By Rodney Muhumuza and Ignatius Ssuuna — Associated Press, Thursday 16 June 2022
KIGALI, Rwanda (AP) — With fresh coats of paint and streets swept clean, Rwanda’s capital is preparing for The Commonwealth Heads of Government Summit, bringing leaders of the 54-nation group of mostly former British colonies whose relevance is sometimes questioned. President Paul Kagame will host Prince Charles, UK Prime Minister Boris Johnson, and scores of world leaders in the summit scheduled for June 20–25. The summit will highlight Rwanda’s stability and relative prosperity under Kagame’s rule, and will also focus attention on Rwanda’s widely criticised deal with Britain to deport asylum-seekers from The UK to Rwanda — legal challenges stopped a flight that would have brought the first group just days before the summit.

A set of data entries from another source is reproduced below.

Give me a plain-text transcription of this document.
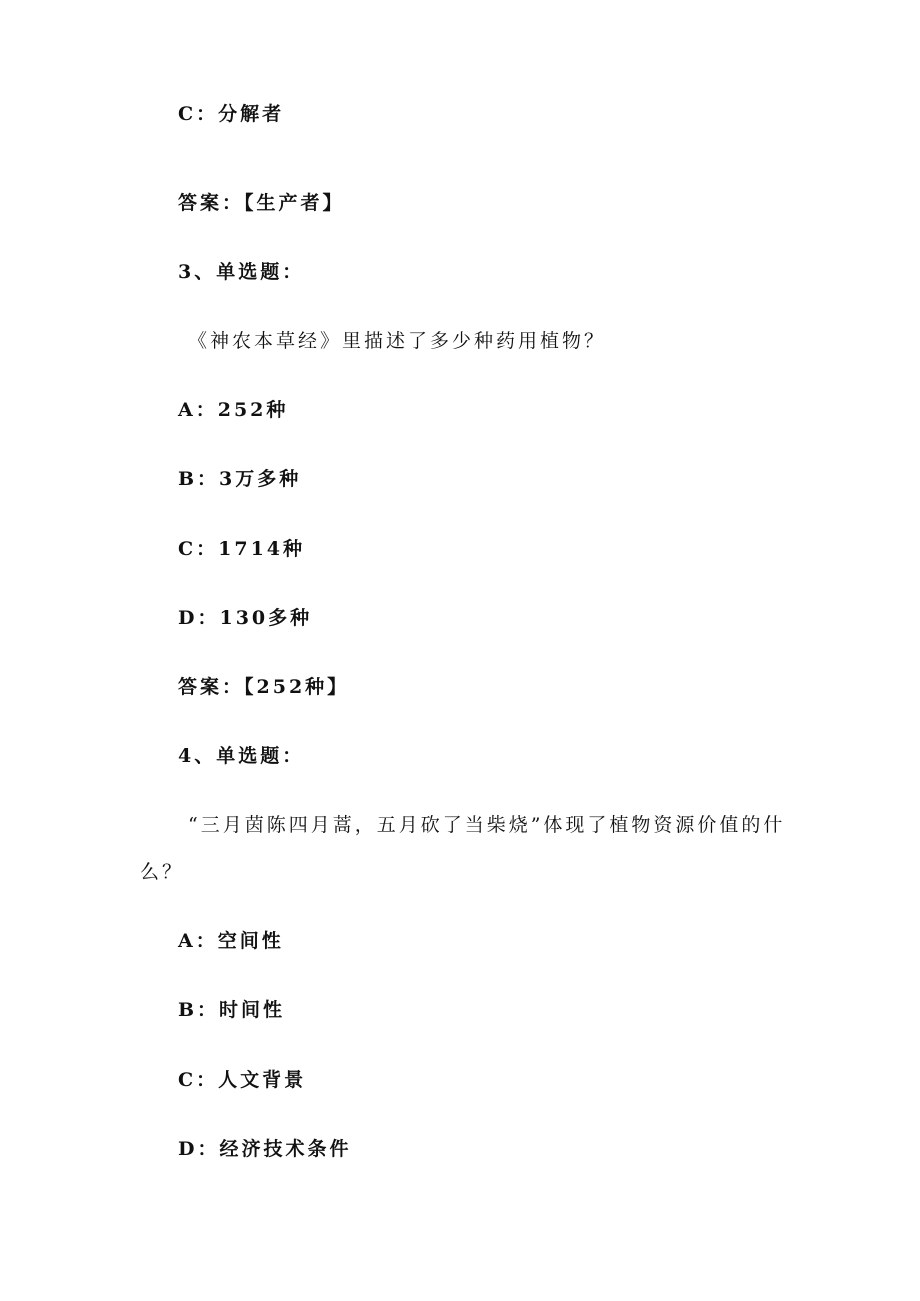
C：分解者
答案：【生产者】
3、单选题：
《神农本草经》里描述了多少种药用植物？
A：252种
B：3万多种
C：1714种
D：130多种
答案：【252种】
4、单选题：
“三月茵陈四月蒿，五月砍了当柴烧”体现了植物资源价值的什
么？
A：空间性
B：时间性
C：人文背景
D：经济技术条件
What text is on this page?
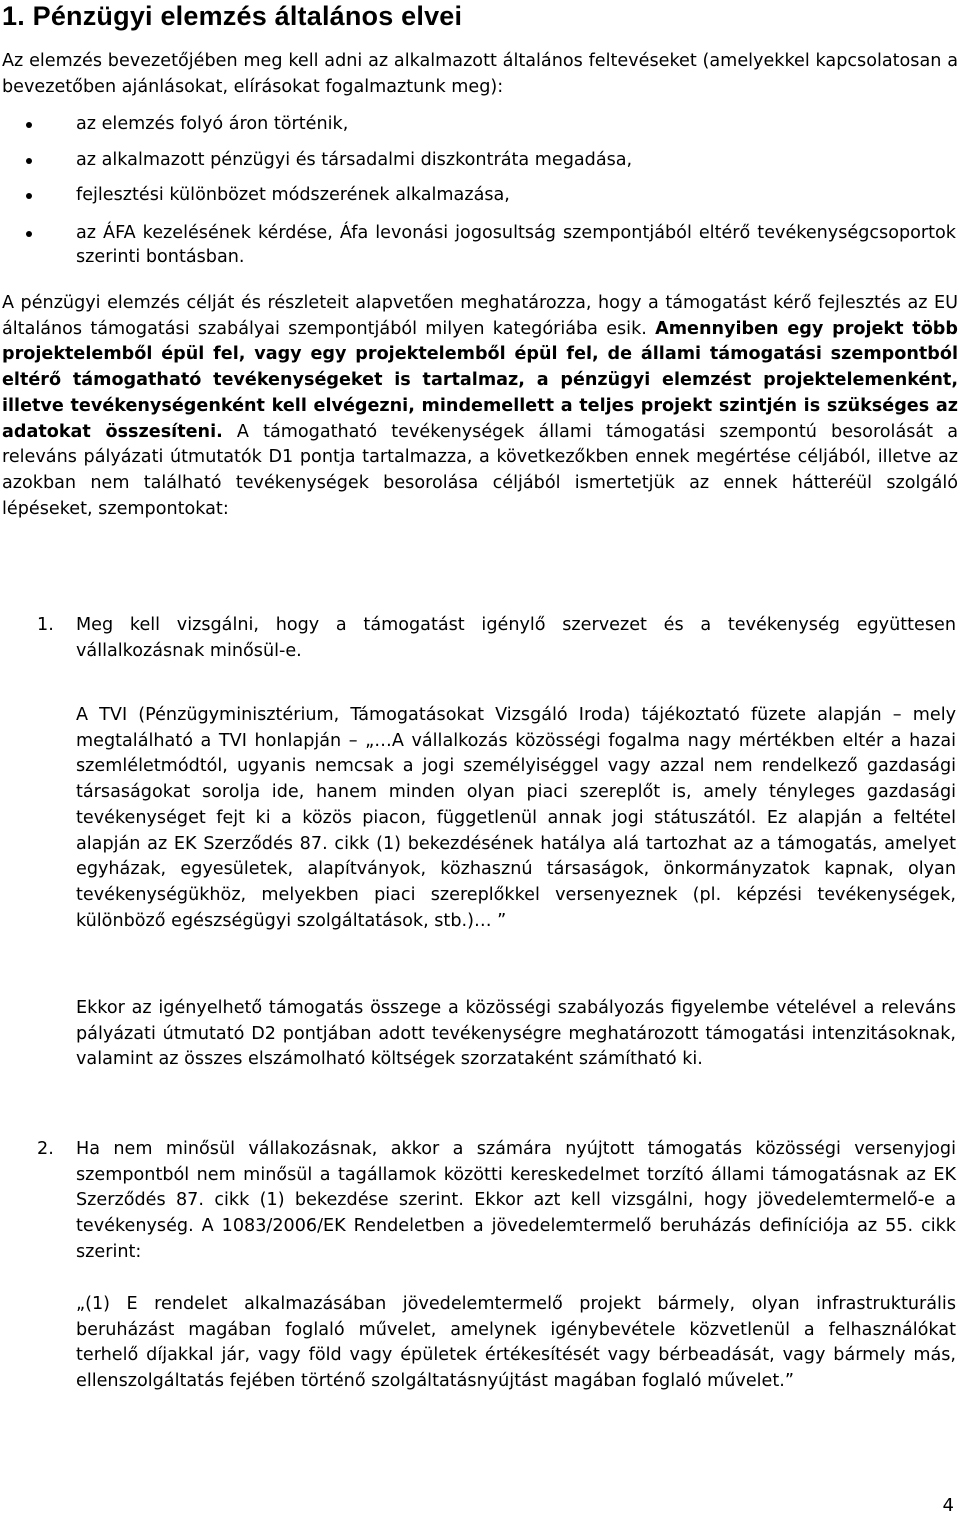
1. Pénzügyi elemzés általános elvei

Az elemzés bevezetőjében meg kell adni az alkalmazott általános feltevéseket (amelyekkel kapcsolatosan a bevezetőben ajánlásokat, elírásokat fogalmaztunk meg):

az elemzés folyó áron történik,
az alkalmazott pénzügyi és társadalmi diszkontráta megadása,
fejlesztési különbözet módszerének alkalmazása,
az ÁFA kezelésének kérdése, Áfa levonási jogosultság szempontjából eltérő tevékenységcsoportok szerinti bontásban.

A pénzügyi elemzés célját és részleteit alapvetően meghatározza, hogy a támogatást kérő fejlesztés az EU általános támogatási szabályai szempontjából milyen kategóriába esik. Amennyiben egy projekt több projektelemből épül fel, vagy egy projektelemből épül fel, de állami támogatási szempontból eltérő támogatható tevékenységeket is tartalmaz, a pénzügyi elemzést projektelemenként, illetve tevékenységenként kell elvégezni, mindemellett a teljes projekt szintjén is szükséges az adatokat összesíteni. A támogatható tevékenységek állami támogatási szempontú besorolását a releváns pályázati útmutatók D1 pontja tartalmazza, a következőkben ennek megértése céljából, illetve az azokban nem található tevékenységek besorolása céljából ismertetjük az ennek hátteréül szolgáló lépéseket, szempontokat:

1. Meg kell vizsgálni, hogy a támogatást igénylő szervezet és a tevékenység együttesen vállalkozásnak minősül-e.

A TVI (Pénzügyminisztérium, Támogatásokat Vizsgáló Iroda) tájékoztató füzete alapján – mely megtalálható a TVI honlapján – „…A vállalkozás közösségi fogalma nagy mértékben eltér a hazai szemléletmódtól, ugyanis nemcsak a jogi személyiséggel vagy azzal nem rendelkező gazdasági társaságokat sorolja ide, hanem minden olyan piaci szereplőt is, amely tényleges gazdasági tevékenységet fejt ki a közös piacon, függetlenül annak jogi státuszától. Ez alapján a feltétel alapján az EK Szerződés 87. cikk (1) bekezdésének hatálya alá tartozhat az a támogatás, amelyet egyházak, egyesületek, alapítványok, közhasznú társaságok, önkormányzatok kapnak, olyan tevékenységükhöz, melyekben piaci szereplőkkel versenyeznek (pl. képzési tevékenységek, különböző egészségügyi szolgáltatások, stb.)… ”

Ekkor az igényelhető támogatás összege a közösségi szabályozás figyelembe vételével a releváns pályázati útmutató D2 pontjában adott tevékenységre meghatározott támogatási intenzitásoknak, valamint az összes elszámolható költségek szorzataként számítható ki.

2. Ha nem minősül vállakozásnak, akkor a számára nyújtott támogatás közösségi versenyjogi szempontból nem minősül a tagállamok közötti kereskedelmet torzító állami támogatásnak az EK Szerződés 87. cikk (1) bekezdése szerint. Ekkor azt kell vizsgálni, hogy jövedelemtermelő-e a tevékenység. A 1083/2006/EK Rendeletben a jövedelemtermelő beruházás definíciója az 55. cikk szerint:

„(1) E rendelet alkalmazásában jövedelemtermelő projekt bármely, olyan infrastrukturális beruházást magában foglaló művelet, amelynek igénybevétele közvetlenül a felhasználókat terhelő díjakkal jár, vagy föld vagy épületek értékesítését vagy bérbeadását, vagy bármely más, ellenszolgáltatás fejében történő szolgáltatásnyújtást magában foglaló művelet.”

4
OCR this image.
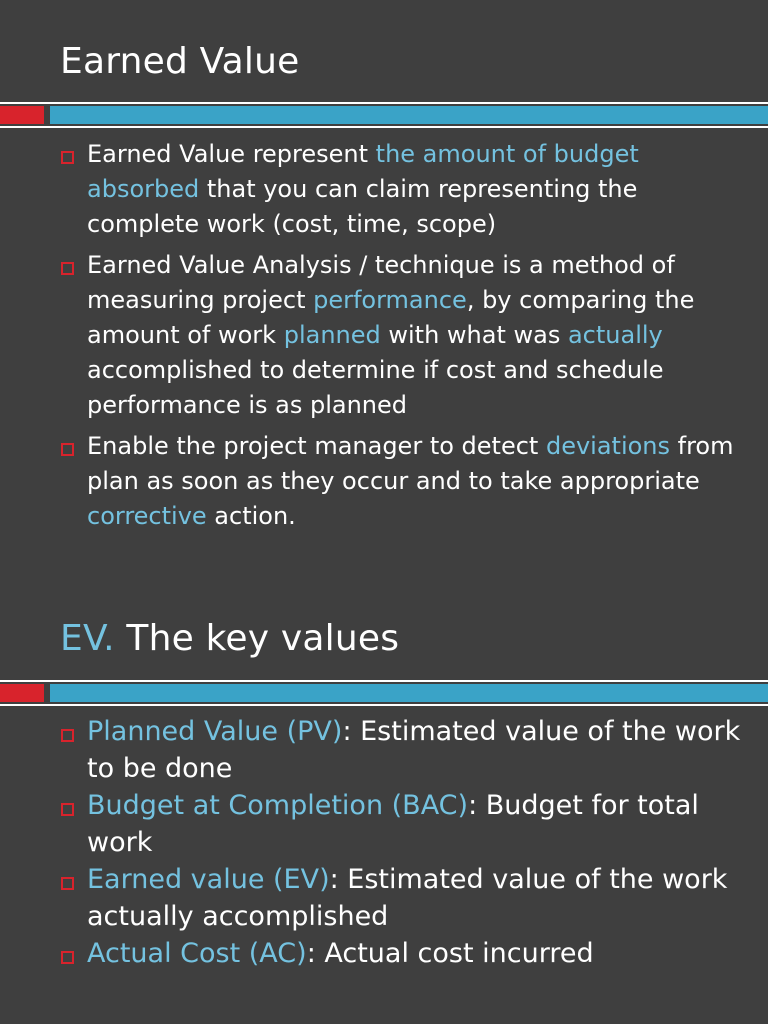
Earned Value
Earned Value represent the amount of budget absorbed that you can claim representing the complete work (cost, time, scope)
Earned Value Analysis / technique is a method of measuring project performance, by comparing the amount of work planned with what was actually accomplished to determine if cost and schedule performance is as planned
Enable the project manager to detect deviations from plan as soon as they occur and to take appropriate corrective action.
EV. The key values
Planned Value (PV): Estimated value of the work to be done
Budget at Completion (BAC): Budget for total work
Earned value (EV): Estimated value of the work actually accomplished
Actual Cost (AC): Actual cost incurred
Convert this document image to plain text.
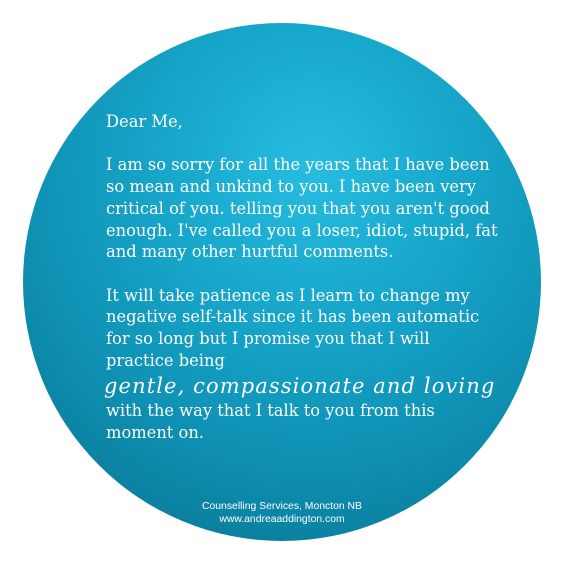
Dear Me,

I am so sorry for all the years that I have been so mean and unkind to you. I have been very critical of you. telling you that you aren't good enough. I've called you a loser, idiot, stupid, fat and many other hurtful comments.

It will take patience as I learn to change my negative self-talk since it has been automatic for so long but I promise you that I will practice being

gentle, compassionate and loving

with the way that I talk to you from this moment on.

Counselling Services, Moncton NB
www.andreaaddington.com
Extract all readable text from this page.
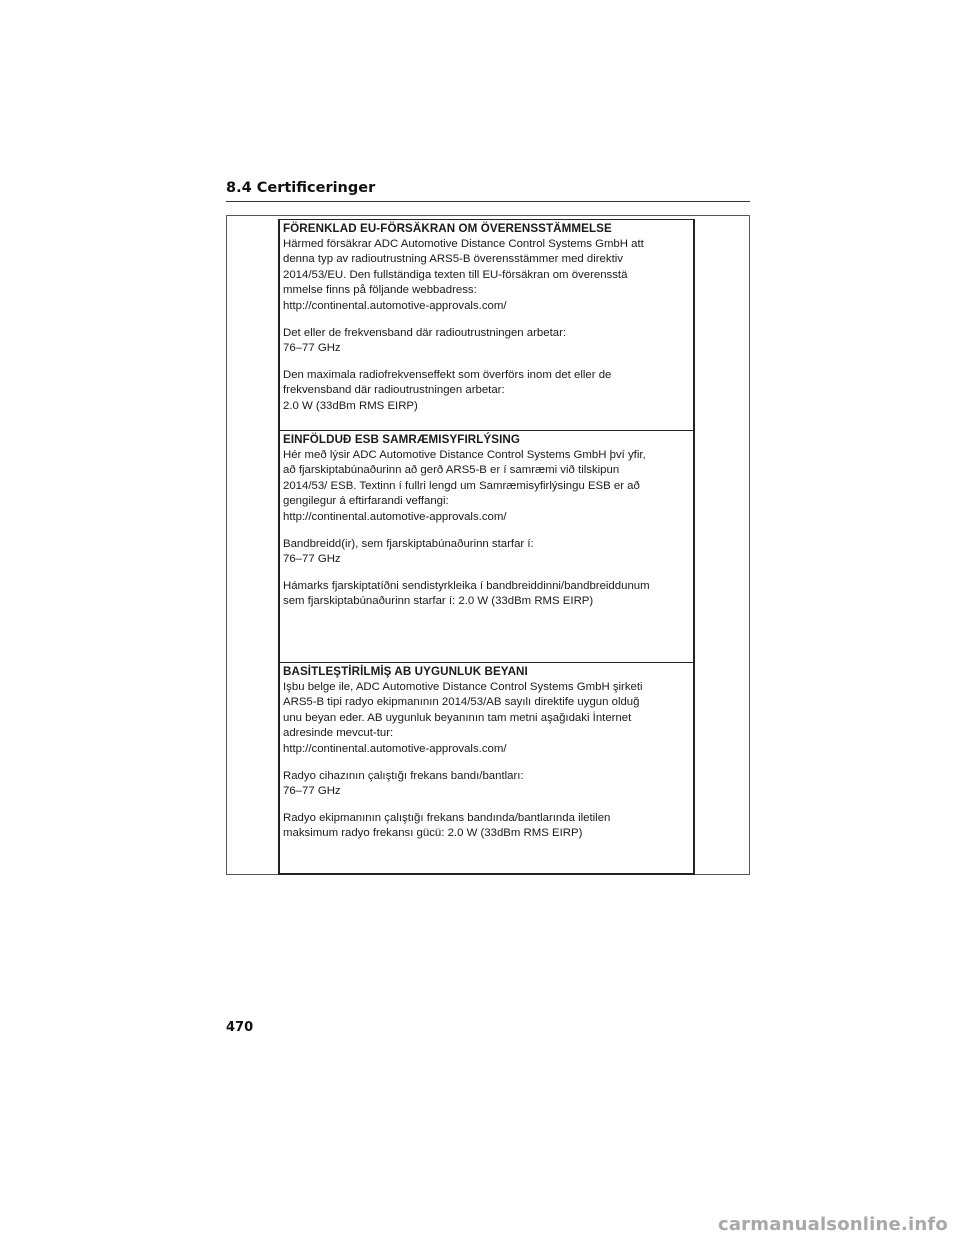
8.4 Certificeringer
FÖRENKLAD EU-FÖRSÄKRAN OM ÖVERENSSTÄMMELSE

Härmed försäkrar ADC Automotive Distance Control Systems GmbH att

denna typ av radioutrustning ARS5-B överensstämmer med direktiv

2014/53/EU. Den fullständiga texten till EU-försäkran om överensstä

mmelse finns på följande webbadress:

http://continental.automotive-approvals.com/

Det eller de frekvensband där radioutrustningen arbetar:

76–77 GHz

Den maximala radiofrekvenseffekt som överförs inom det eller de

frekvensband där radioutrustningen arbetar:

2.0 W (33dBm RMS EIRP)

EINFÖLDUÐ ESB SAMRÆMISYFIRLÝSING

Hér með lýsir ADC Automotive Distance Control Systems GmbH því yfir,

að fjarskiptabúnaðurinn að gerð ARS5-B er í samræmi við tilskipun

2014/53/ ESB. Textinn í fullri lengd um Samræmisyfirlýsingu ESB er að

gengilegur á eftirfarandi veffangi:

http://continental.automotive-approvals.com/

Bandbreidd(ir), sem fjarskiptabúnaðurinn starfar í:

76–77 GHz

Hámarks fjarskiptatíðni sendistyrkleika í bandbreiddinni/bandbreiddunum

sem fjarskiptabúnaðurinn starfar í: 2.0 W (33dBm RMS EIRP)

BASİTLEŞTİRİLMİŞ AB UYGUNLUK BEYANI

Işbu belge ile, ADC Automotive Distance Control Systems GmbH şirketi

ARS5-B tipi radyo ekipmanının 2014/53/AB sayılı direktife uygun olduğ

unu beyan eder. AB uygunluk beyanının tam metni aşağıdaki İnternet

adresinde mevcut-tur:

http://continental.automotive-approvals.com/

Radyo cihazının çalıştığı frekans bandı/bantları:

76–77 GHz

Radyo ekipmanının çalıştığı frekans bandında/bantlarında iletilen

maksimum radyo frekansı gücü: 2.0 W (33dBm RMS EIRP)

470
carmanualsonline.info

Observers question what the Commonwealth means for its diverse membership. “The Commonwealth is relevant, but the question is to whom? Do governments get political capital out of it? You profile your country, you profile your name,” said Mwambutsya Ndebesa, a political historian at Uganda’s Makerere University. Dias Nyesiga, a business consultant in Kigali, offered a sharper critique: “The former master’s underlying motivation is not good governance in Africa, or improvement on the human rights platform, but influence-seeking.” Trade between Britain and Commonwealth countries has declined; the bloc accounted for only about 9% of The UK’s total trade by 2020, with the value of exports to the Commonwealth falling 16% between 2019 and 2020. With China now Africa’s leading trade partner, the UK’s political influence in its former colonies has waned significantly.